As with many data warehousing scenarios, the data will typically grow sequentially by date (i.e., each time you perform a data load, you will be inserting new dates, and maybe updating some of the more recent dates of data). For analytic purposes, the data will often be queried and aggregated for a random set of ~10,000 ids which will be specified via a join with another table. Often, these queries don't specify date ranges, or specify very wide date ranges, which leads me to my question: What is the best way to index / partition this table?
I have thought about this for a while, but am stuck with conflicting solutions:
Option #1: As data will be loaded sequentially by date, define the clustered index (and primary key) as [date], [id]. Also create a "sliding window" partitioning function / scheme on date allowing rapid movement of new data in / out of the table.
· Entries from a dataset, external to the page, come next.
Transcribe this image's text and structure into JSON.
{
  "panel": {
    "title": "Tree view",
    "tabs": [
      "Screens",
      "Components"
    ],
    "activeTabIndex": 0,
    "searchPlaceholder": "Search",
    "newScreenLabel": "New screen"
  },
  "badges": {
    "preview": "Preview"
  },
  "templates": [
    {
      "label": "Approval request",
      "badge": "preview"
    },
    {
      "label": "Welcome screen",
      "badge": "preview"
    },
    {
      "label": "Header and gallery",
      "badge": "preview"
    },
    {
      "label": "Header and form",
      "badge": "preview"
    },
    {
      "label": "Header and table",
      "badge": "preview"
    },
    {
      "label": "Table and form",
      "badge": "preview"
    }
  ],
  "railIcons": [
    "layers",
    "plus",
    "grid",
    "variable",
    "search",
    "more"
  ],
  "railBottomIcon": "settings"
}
Potentially create a non-clustered index on id to help with querying.
Expected Outcome #1: This setup will be very fast for data loading purposes, but sub-optimal when it comes to analytic reads as, in a worst case scenario (no limiting by dates, unlucky with set of id's queried), 100% of the data pages may be read.
Option #2: As the data will be queried for only a small subset of ids at a time, define the clustered index (and primary key) as [id], [date]. Do not bother to create a partitioned table.
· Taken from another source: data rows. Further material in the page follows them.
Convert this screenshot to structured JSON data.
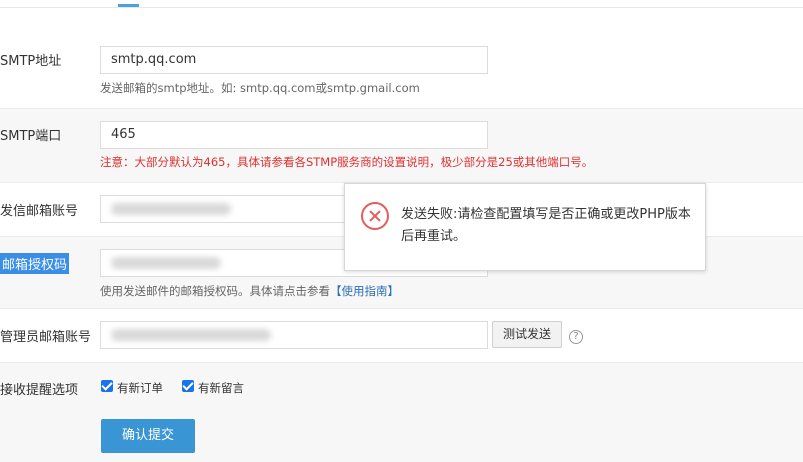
{
  "form": {
    "smtp_host": {
      "label": "SMTP地址",
      "value": "smtp.qq.com",
      "help": "发送邮箱的smtp地址。如: smtp.qq.com或smtp.gmail.com"
    },
    "smtp_port": {
      "label": "SMTP端口",
      "value": "465",
      "help": "注意：大部分默认为465，具体请参看各STMP服务商的设置说明，极少部分是25或其他端口号。"
    },
    "sender_account": {
      "label": "发信邮箱账号"
    },
    "auth_code": {
      "label": "邮箱授权码",
      "help_prefix": "使用发送邮件的邮箱授权码。具体请点击参看",
      "help_link": "【使用指南】"
    },
    "admin_account": {
      "label": "管理员邮箱账号",
      "test_button": "测试发送"
    },
    "notify": {
      "label": "接收提醒选项",
      "options": [
        {
          "label": "有新订单",
          "checked": true
        },
        {
          "label": "有新留言",
          "checked": true
        }
      ]
    },
    "submit_label": "确认提交"
  },
  "toast": {
    "message": "发送失败:请检查配置填写是否正确或更改PHP版本后再重试。"
  },
  "colors": {
    "accent": "#3a95d4",
    "warning": "#e03030",
    "error_icon": "#e25c5c"
  }
}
Expected Outcome #2: Expected huge performance hit when it comes to loading data as we can no longer quickly limit by date. Expected huge performance benefit when it comes to my analytic queries as it will minimize the number of data pages read.
Option #3: Clustered (and primary key) as follows: [id], [date]; "sliding window" partition function / scheme on date.
Expected Outcome #3: Not sure what to expect. Given that the first column in the clustered index is [id] and thus (it is my understanding) the data is arranged by ID, I would expect good performance from my analytic queries. However, the data is partitioned by date, which is contrary to the definition of the clustered index (but still aligned as date is part of the index). I haven't found much documentation that speaks to this scenario and what, if any, performance benefits I may get from this, which brings me to my final, bonus question:
If I am creating a table on one filegroup on one disk, with a clustered index on one column, is there any benefit (besides partition switching when loading the data) that comes from defining a partition on the same column?